Having been weaned on Que,hailing from a long line of Restaurateurs ,caterers and Que-"ers" from Memphis, I read your blog with interest. My father, Peter Monteverde Robinson owned the legendary "Montes" Drive -in, in Mphs.During its Heyday, 1950's-1960's,it was the local High School Spot.With the Catering,which included Elvis Presley's,the Beattles visit to Mphs,Motown Reviews and the Metropolitan Opera Cast Parties at the Auditorium in Downtown Mphs, my Dad was pretty well known for his Bar-b-Que and Fresh Southern Cooking. The Lemon Ice Box Pies with the Buttery Graham Cracker Crust and the Homemade Rolls & Fresh Veggies were daily offerings for Diners as well. Monte was known for his Charity as well having chaired the Food Committee for the 4th of July Picnic for St Peter's Orphanage for 15 to 20 yrs. I remember the big Concrete Blocks with Grates over them and the meats smoking ,that wonderful aroma wafting thru the air!! One last tribute to Monte: Elvis and Daddy raised the Money thru fund raisers called "Coffee Day" to help start the Easter Seals Camp for Crippled Children in East Tn. Well to bring this Memory Blog back to your topic, My Dad had a secret dry rub called "The Shake" and it included the spices you mentioned with lots of Paprika.Thank You for this interesting Blog of your Trip ! Did you hear of Johnny Vargas' Rendez-Vous, downtown Mphs.? I think it is still open . My Husband & I really like the Savory Spice Shop in St Pete and Paul is Wonderful !!!

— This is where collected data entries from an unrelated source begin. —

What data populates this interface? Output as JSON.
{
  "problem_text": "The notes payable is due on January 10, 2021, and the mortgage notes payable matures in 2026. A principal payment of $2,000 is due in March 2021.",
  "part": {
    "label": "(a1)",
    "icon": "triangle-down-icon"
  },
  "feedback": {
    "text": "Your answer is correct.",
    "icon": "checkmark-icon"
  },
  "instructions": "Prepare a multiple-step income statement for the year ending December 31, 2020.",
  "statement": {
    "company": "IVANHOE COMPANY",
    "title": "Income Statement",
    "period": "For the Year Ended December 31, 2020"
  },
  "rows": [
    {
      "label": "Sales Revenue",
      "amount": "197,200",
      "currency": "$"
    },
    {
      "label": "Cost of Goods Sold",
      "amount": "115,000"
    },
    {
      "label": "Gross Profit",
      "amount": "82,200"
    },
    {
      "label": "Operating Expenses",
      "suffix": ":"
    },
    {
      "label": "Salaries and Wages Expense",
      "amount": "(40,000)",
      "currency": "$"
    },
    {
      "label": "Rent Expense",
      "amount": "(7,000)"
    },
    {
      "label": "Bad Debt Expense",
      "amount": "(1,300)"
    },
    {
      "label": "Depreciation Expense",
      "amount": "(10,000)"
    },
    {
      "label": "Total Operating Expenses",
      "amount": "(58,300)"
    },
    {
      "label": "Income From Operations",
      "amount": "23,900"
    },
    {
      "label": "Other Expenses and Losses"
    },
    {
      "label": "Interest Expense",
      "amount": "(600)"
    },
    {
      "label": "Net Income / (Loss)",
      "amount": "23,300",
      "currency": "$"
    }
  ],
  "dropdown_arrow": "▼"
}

Junior Urias (guest), on April 28, 2016

I did not see West Texas on your adventure trip!
My name is Junior Urias, owner and operator of Up In Smoke BBQ here in Midland Texas. My customers keep telling me that I have the best BBQ, compared to eastern and central Texas barbeque that they have eaten. Next time please try to make the trip to Midland and visit me! Oh and hopefully by the time you come I will have my BBQ shack built..
Junior Urias- BBQ Pit Master Texas Champion

Sue Nelson (guest), on April 29, 2016

I am looking forward to your list of stops, we will be driving through Kansas City mid May and would like to find some good 'cue.

mikejohnston (registered user) on April 29, 2016

Madonna - What a great history and story!
Junior - Never enough time, man. I'll keep Chasing BBQ though and maybe I can get down to check out your place sometime!
Sue - Definitely some good 'cue in KC. Stay tuned.

Lisa (guest), on May 27, 2016

I'm soooooooo looking forward to the new recipes and spices/spice mixes. Having them offered by style or regional area would be great - especially for those of us not likely to take on a 7000 mile road trip????!
Keep this blog going! I want to read what's next on this Chase!

Shannon (guest), on June 01, 2016

Looking forward to reading about where you stopped. I'm from Oklahoma but live in Washington now and BBQ is what I miss the most. Not going to give up the fish and seafood scene to go back though. It's too damn hot there!